The Padres remembered Tony Gwynn on the night of what would have been Mr. Padre’s 62nd birthday.
On Petco Park’s video boards between most innings, clips of the late Hall of Famer played and were met with applause from the robust Monday crowd of 41,595 and players in both dugouts.
On the field, the Cubs were the only ones paying homage, spraying hits to all corners, as the Padres mostly dormant on offense and lost 6-0.
The only runs the Padres have scored in 28 innings since mid-game Friday came on Jorge Alfaro’s three-run walk-off homer Sunday against the Marlins.
Cubs starter Kyle Hendricks, who had a 5.64 ERA coming in and whose fastball averages an MLB-low 86.7 mph, baffled the Padres for 8 2/3 innings before giving way to reliever Scott Effross having thrown 116 pitches. Hendricks did not pitch with a runner in scoring position.
“At any point he can pitch like this,” Padres third base coach Matt Williams said of the nine-year veteran. “We’ve seen him do it. Over the last three (games), we’ve faced some pretty good starting pitching.”
Williams addressed the media postgame, as the Padres have been hit with some health issues. Bob Melvin managed the game but was still dealing with a gastrointestinal illness that kept form managing this past Thursday and almost kept him from Petco Park on Monday. Bench coach Ryan Christenson was in COVID protocols postgame. In the clubhouse afterward, some players and staff were wearing masks for the first time this season.

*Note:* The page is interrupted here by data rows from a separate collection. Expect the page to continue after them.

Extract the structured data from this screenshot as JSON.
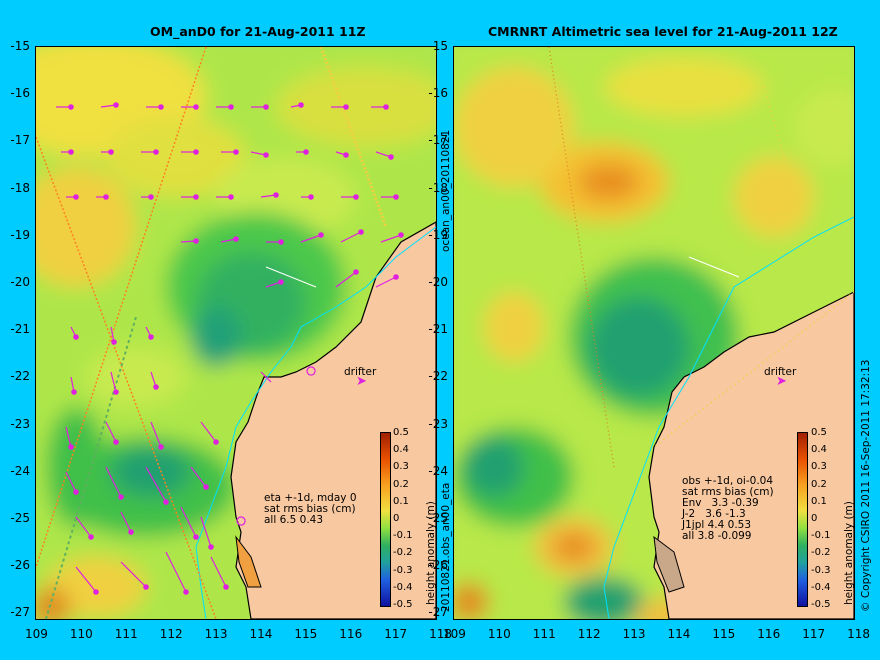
{
  "left_title": "OM_anD0 for 21-Aug-2011 11Z",
  "right_title": "CMRNRT Altimetric sea level  for 21-Aug-2011 12Z",
  "lat_ticks": [
    "-15",
    "-16",
    "-17",
    "-18",
    "-19",
    "-20",
    "-21",
    "-22",
    "-23",
    "-24",
    "-25",
    "-26",
    "-27"
  ],
  "lon_ticks": [
    "109",
    "110",
    "111",
    "112",
    "113",
    "114",
    "115",
    "116",
    "117",
    "118"
  ],
  "colorbar": {
    "label": "height anomaly (m)",
    "ticks": [
      "0.5",
      "0.4",
      "0.3",
      "0.2",
      "0.1",
      "0",
      "-0.1",
      "-0.2",
      "-0.3",
      "-0.4",
      "-0.5"
    ]
  },
  "left_annotation": "eta +-1d, mday 0\nsat rms bias (cm)\nall 6.5 0.43",
  "right_annotation": "obs +-1d, oi-0.04\nsat rms bias (cm)\nEnv   3.3 -0.39\nJ-2   3.6 -1.3\nJ1jpl 4.4 0.53\nall 3.8 -0.099",
  "drifter_label": "drifter",
  "side_label_top": "ocean_an00_20110821",
  "side_label_bottom": "20110821.obs_an00_eta",
  "copyright": "© Copyright CSIRO 2011   16-Sep-2011 17:32:13",
  "colors": {
    "background": "#00ccff",
    "land": "#f8c8a0",
    "vectors": "#e020e0",
    "coastline": "#000000",
    "shelf_contour": "#00e0ff"
  }
}
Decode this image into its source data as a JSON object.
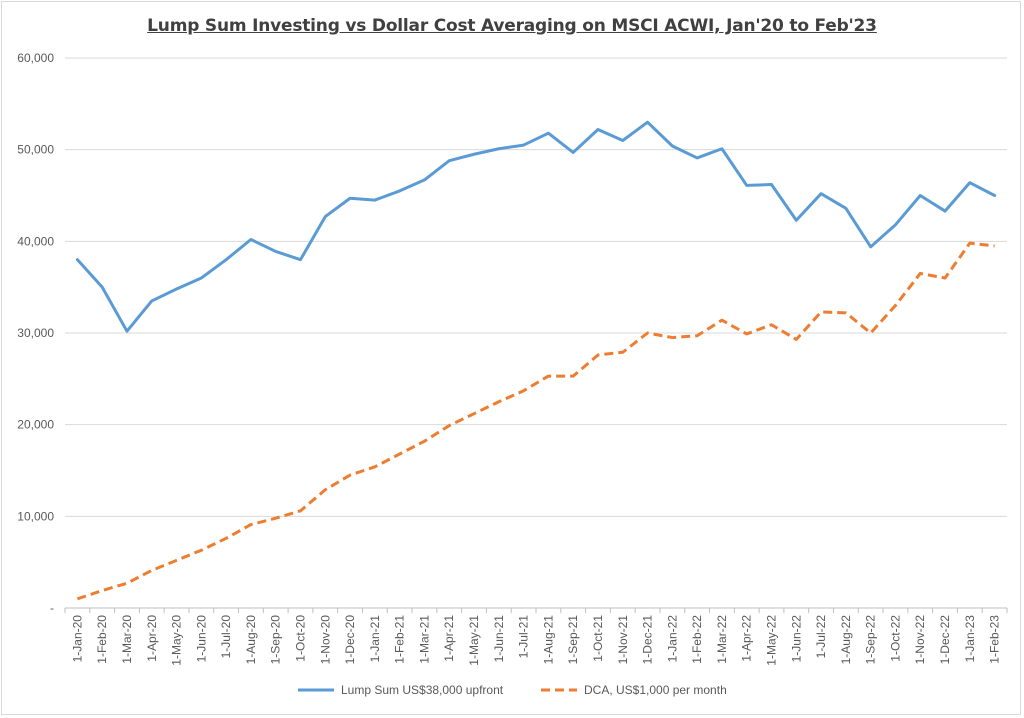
{
  "chart_data": {
    "type": "line",
    "title": "Lump Sum Investing vs Dollar Cost Averaging on MSCI ACWI, Jan'20 to Feb'23",
    "xlabel": "",
    "ylabel": "",
    "ylim": [
      0,
      60000
    ],
    "yticks": [
      0,
      10000,
      20000,
      30000,
      40000,
      50000,
      60000
    ],
    "ytick_labels": [
      "-",
      "10,000",
      "20,000",
      "30,000",
      "40,000",
      "50,000",
      "60,000"
    ],
    "grid": true,
    "legend_position": "bottom",
    "categories": [
      "1-Jan-20",
      "1-Feb-20",
      "1-Mar-20",
      "1-Apr-20",
      "1-May-20",
      "1-Jun-20",
      "1-Jul-20",
      "1-Aug-20",
      "1-Sep-20",
      "1-Oct-20",
      "1-Nov-20",
      "1-Dec-20",
      "1-Jan-21",
      "1-Feb-21",
      "1-Mar-21",
      "1-Apr-21",
      "1-May-21",
      "1-Jun-21",
      "1-Jul-21",
      "1-Aug-21",
      "1-Sep-21",
      "1-Oct-21",
      "1-Nov-21",
      "1-Dec-21",
      "1-Jan-22",
      "1-Feb-22",
      "1-Mar-22",
      "1-Apr-22",
      "1-May-22",
      "1-Jun-22",
      "1-Jul-22",
      "1-Aug-22",
      "1-Sep-22",
      "1-Oct-22",
      "1-Nov-22",
      "1-Dec-22",
      "1-Jan-23",
      "1-Feb-23"
    ],
    "series": [
      {
        "name": "Lump Sum US$38,000 upfront",
        "color": "#5b9bd5",
        "dash": "solid",
        "values": [
          38000,
          35000,
          30200,
          33500,
          34800,
          36000,
          38000,
          40200,
          38900,
          38000,
          42700,
          44700,
          44500,
          45500,
          46700,
          48800,
          49500,
          50100,
          50500,
          51800,
          49700,
          52200,
          51000,
          53000,
          50400,
          49100,
          50100,
          46100,
          46200,
          42300,
          45200,
          43600,
          39400,
          41800,
          45000,
          43300,
          46400,
          45000
        ]
      },
      {
        "name": "DCA, US$1,000 per month",
        "color": "#ed7d31",
        "dash": "dashed",
        "values": [
          1000,
          1900,
          2700,
          4100,
          5200,
          6300,
          7600,
          9100,
          9800,
          10600,
          12900,
          14500,
          15400,
          16800,
          18200,
          19900,
          21200,
          22500,
          23700,
          25300,
          25300,
          27600,
          27900,
          30000,
          29500,
          29700,
          31400,
          29900,
          30900,
          29300,
          32300,
          32200,
          30000,
          33000,
          36500,
          36000,
          39800,
          39500
        ]
      }
    ]
  }
}
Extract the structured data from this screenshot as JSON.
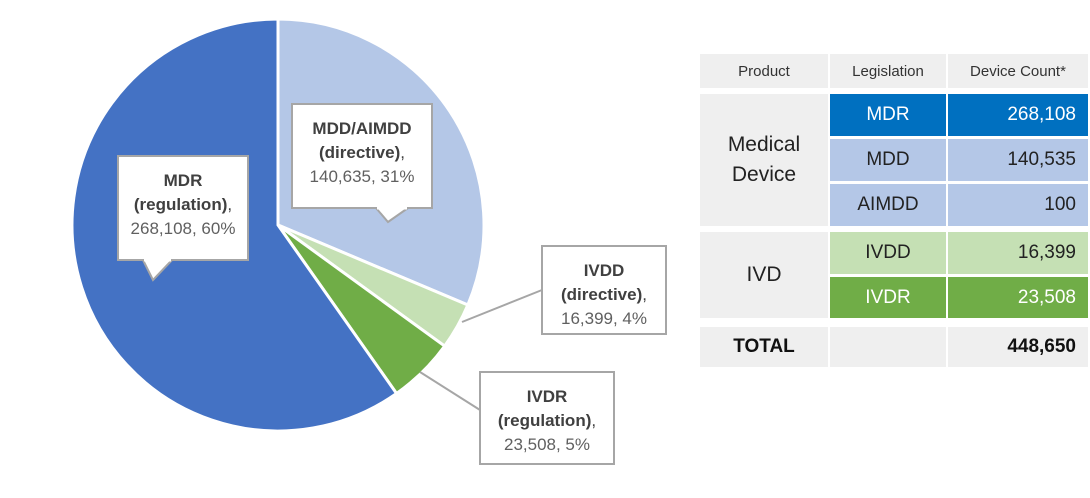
{
  "chart_data": {
    "type": "pie",
    "title": "",
    "slices": [
      {
        "category": "MDR",
        "descriptor": "(regulation),",
        "value": 268108,
        "value_label": "268,108",
        "percent_label": "60%",
        "color": "#4472c4"
      },
      {
        "category": "MDD/AIMDD",
        "descriptor": "(directive),",
        "value": 140635,
        "value_label": "140,635",
        "percent_label": "31%",
        "color": "#b4c7e7"
      },
      {
        "category": "IVDD",
        "descriptor": "(directive),",
        "value": 16399,
        "value_label": "16,399",
        "percent_label": "4%",
        "color": "#c5e0b4"
      },
      {
        "category": "IVDR",
        "descriptor": "(regulation),",
        "value": 23508,
        "value_label": "23,508",
        "percent_label": "5%",
        "color": "#70ad47"
      }
    ]
  },
  "table": {
    "headers": {
      "product": "Product",
      "legislation": "Legislation",
      "count": "Device Count*"
    },
    "groups": [
      {
        "product_line1": "Medical",
        "product_line2": "Device",
        "rows": [
          {
            "legislation": "MDR",
            "count": "268,108",
            "color": "#0070c0",
            "text_color": "#ffffff"
          },
          {
            "legislation": "MDD",
            "count": "140,535",
            "color": "#b4c7e7",
            "text_color": "#222222"
          },
          {
            "legislation": "AIMDD",
            "count": "100",
            "color": "#b4c7e7",
            "text_color": "#222222"
          }
        ]
      },
      {
        "product_line1": "IVD",
        "rows": [
          {
            "legislation": "IVDD",
            "count": "16,399",
            "color": "#c5e0b4",
            "text_color": "#222222"
          },
          {
            "legislation": "IVDR",
            "count": "23,508",
            "color": "#70ad47",
            "text_color": "#ffffff"
          }
        ]
      }
    ],
    "total": {
      "label": "TOTAL",
      "value": "448,650"
    }
  }
}
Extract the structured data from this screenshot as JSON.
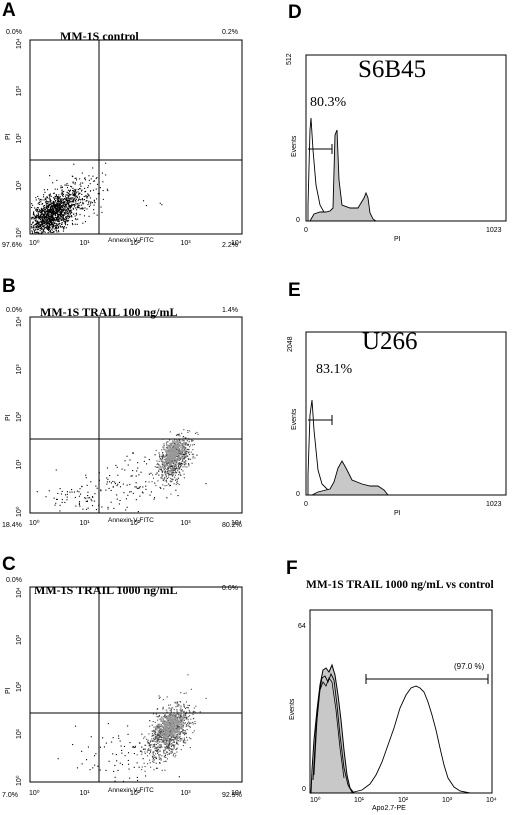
{
  "panels": {
    "A": {
      "letter": "A",
      "title": "MM-1S control",
      "quadrants": {
        "ul": "0.0%",
        "ur": "0.2%",
        "ll": "97.6%",
        "lr": "2.2%"
      },
      "xlabel": "Annexin V-FITC",
      "ylabel": "PI",
      "xticks": [
        "10⁰",
        "10¹",
        "10²",
        "10³",
        "10⁴"
      ],
      "yticks": [
        "10⁰",
        "10¹",
        "10²",
        "10³",
        "10⁴"
      ]
    },
    "B": {
      "letter": "B",
      "title": "MM-1S TRAIL 100 ng/mL",
      "quadrants": {
        "ul": "0.0%",
        "ur": "1.4%",
        "ll": "18.4%",
        "lr": "80.2%"
      },
      "xlabel": "Annexin V-FITC",
      "ylabel": "PI",
      "xticks": [
        "10⁰",
        "10¹",
        "10²",
        "10³",
        "10⁴"
      ],
      "yticks": [
        "10⁰",
        "10¹",
        "10²",
        "10³",
        "10⁴"
      ]
    },
    "C": {
      "letter": "C",
      "title": "MM-1S TRAIL 1000 ng/mL",
      "quadrants": {
        "ul": "0.0%",
        "ur": "0.6%",
        "ll": "7.0%",
        "lr": "92.5%"
      },
      "xlabel": "Annexin V-FITC",
      "ylabel": "PI",
      "xticks": [
        "10⁰",
        "10¹",
        "10²",
        "10³",
        "10⁴"
      ],
      "yticks": [
        "10⁰",
        "10¹",
        "10²",
        "10³",
        "10⁴"
      ]
    },
    "D": {
      "letter": "D",
      "title": "S6B45",
      "gate_pct": "80.3%",
      "ymax": "512",
      "ymin": "0",
      "xmin": "0",
      "xmax": "1023",
      "ylabel": "Events",
      "xlabel": "PI"
    },
    "E": {
      "letter": "E",
      "title": "U266",
      "gate_pct": "83.1%",
      "ymax": "2048",
      "ymin": "0",
      "xmin": "0",
      "xmax": "1023",
      "ylabel": "Events",
      "xlabel": "PI"
    },
    "F": {
      "letter": "F",
      "title": "MM-1S TRAIL 1000 ng/mL vs control",
      "gate_pct": "(97.0 %)",
      "ymax": "64",
      "ymin": "0",
      "ylabel": "Events",
      "xlabel": "Apo2.7-PE",
      "xticks": [
        "10⁰",
        "10¹",
        "10²",
        "10³",
        "10⁴"
      ]
    }
  },
  "colors": {
    "fill_gray": "#c8c8c8",
    "ink": "#000000"
  }
}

Padres rookie MacKenzie Gore allowed the Cubs three runs in his five innings, almost doubling his run total from his first four starts. He yielded seven hits, struck out six and did not walk a batter for the first time.
The Cubs, who won for the first time in six games, led 1-0 two batters into the game on Willson Contreras’ single and Seiya Suzuki’s double.
Gore retired seven straight after that before hitting Contreras with two outs in the third.
The Cubs added a run on three singles in the fourth inning and another one on a pair of singles and double-play grounder in the fifth. Gore was at 89 pitches when that inning ended.
Craig Stammen worked a perfect sixth and gave up an unearned run in the seventh. The Cubs scored twice off Dinelson Lamet in the eighth.
The Padres were trying to join the Mets and Yankees as the only teams with 20 wins this season. A victory would also have made this the first Padres team since 1998 to win 20 of its first 30 games.
Eric Hosmer’s single in the second inning, Jose Azocar’s bunt single in the third, a catcher’s interference on a Jake Cronenworth swing in the fourth, Manny Machado’s single in the seventh and Cronenworth’s walk in the ninth gave the Padres their only baserunners. Their three hits tied a season low.
“We’ve faced some really, really good pitching,” Cronenworth said. “Especially those Marlins guys. And then Hendricks … he had his best stuff tonight. It’s not 100 and a 93 mph slider, but it’s his spots and one of the best change-ups in baseball, kepeing guys off-balance never throwing the same back-to-back pitch. It’s tough.”